Today, Transparency International (TI) has released a detailed and powerful report looking at how well the G20 countries are living up to the promises they made a year ago to tackle corporate ownership secrecy.
As the leaders of the world’s biggest economies noted at the November 2014 Brisbane summit:
Improving the transparency of legal persons and arrangements is important to protect the integrity and transparency of the global financial system. Preventing the misuse of these entities for illicit purposes such as corruption, tax evasion and money laundering supports the G20 objectives of increasing growth through private sector investment.
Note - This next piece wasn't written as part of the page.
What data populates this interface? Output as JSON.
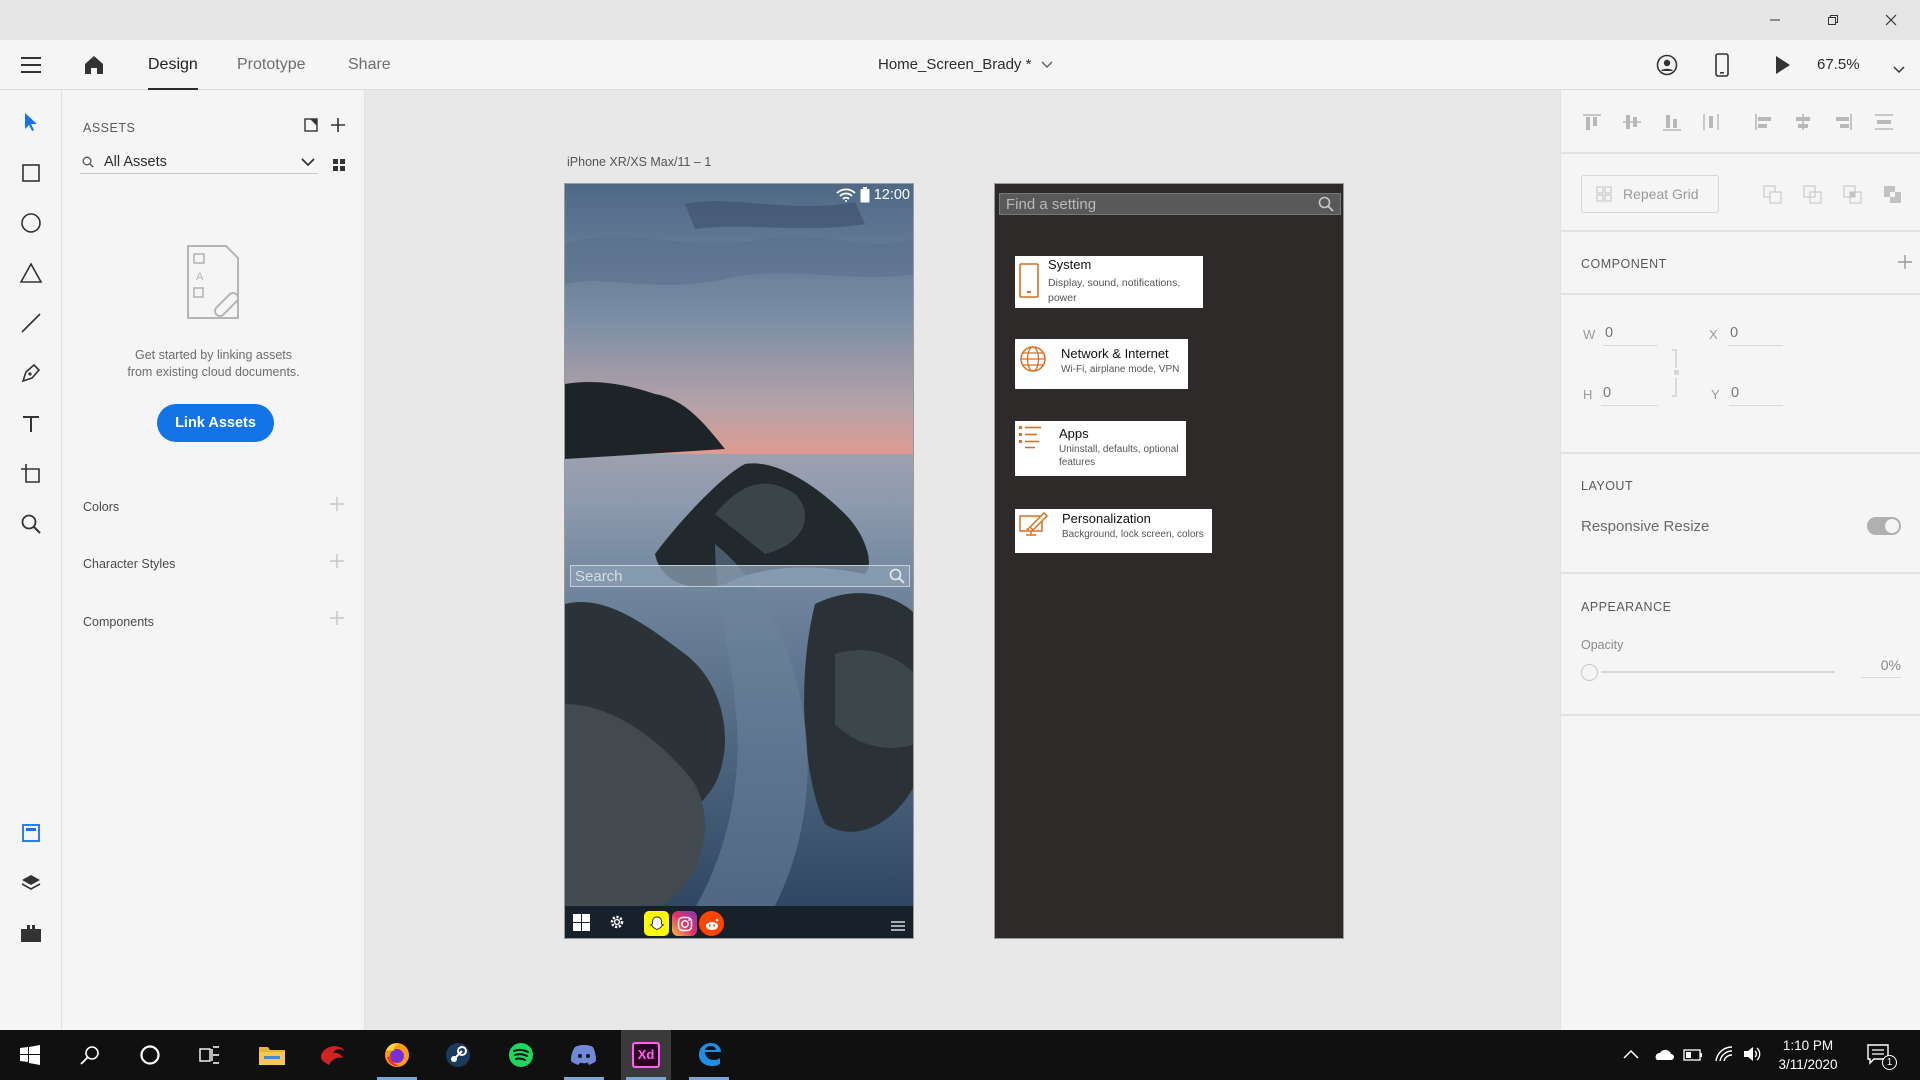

G20 countries signed up to 10 principles that ranged from carrying out an assessment of the money laundering risk posed by different types of companies to measures designed to ensure that company ownership information is collected in the first place.
So one year on, how are G20 countries doing? The answer according to TI is not great (although notable exceptions include the UK, France, Italy and Argentina):
G20 governments including the U.S. and China have failed to deliver on their promise to fight corruption by adopting laws to end the secrecy that makes it easy for the corrupt to hide their identity and shift money across international borders.
As TI’s managing director Cobus de Swardt points out:
It makes no sense that this gaping loophole for the corrupt remains open. What is stopping G20 countries from actively shutting down this vital avenue to corruption, despite promises to do so?
One finding that particularly sticks out is that the U.S. is one of the worst countries when it comes to implementation, along with countries such as Canada, Brazil and China. In some ways this is surprising. For at least the last decade, the U.S. has been at the forefront of global efforts to tackle money laundering and corruption.
However, the U.S. is seriously lagging behind other countries when it comes to tackling the problem of anonymously owned companies. In June, the IMF stated that the U.S. had made “no real progress” on this issue for nearly a decade. This leaves the U.S. exposed to fraud and criminality.
Earlier this week, charges were brought against three individuals for what law enforcement claim is the biggest hacking case ever uncovered. According to the Department of Justice, the accused used at least 75 shell companies to hide what they were up to.
In another story, the New York Times reported that vulnerable homeowners were being defrauded out of their homes by thieves relying on the secrecy of companies. This shows yet again that ordinary Americans are suffering at the hands of individuals who can hide their identity behind anonymously owned companies.
Last year, Global Witness released The Great Rip Off. It featured 22 cases involving anonymous companies from 27 U.S. states, showing how fraudsters, mobsters, money-launderers, tax-evaders and corrupt politicians are able to use anonymously-owned American companies to cover their tracks and evade the authorities. For example:
- An Ohio school district employee used a web of fake companies to abuse his position and bill for millions of dollars’ worth of services that school kids never received;
- The biggest of Mexico’s drug cartels used an anonymous Oklahoma company in a scheme to launder millions of dollars of drug money into the United States;
- A Pentagon supplier formed two shell companies in Wyoming and pretended they were largely owned by ethnic minorities to win preferential treatment for government contracts so that he could profit from supplying substandard parts to the military putting American troops and citizens at risk.
To fix the problem, Global Witness, along with TI and other partners, are calling for public registries of the people who really own and control companies, so other businesses know who they are dealing with and law enforcement can stop many crimes at the source. And, at the very least, the U.S. and other G20 countries should match the promises that they’ve already made.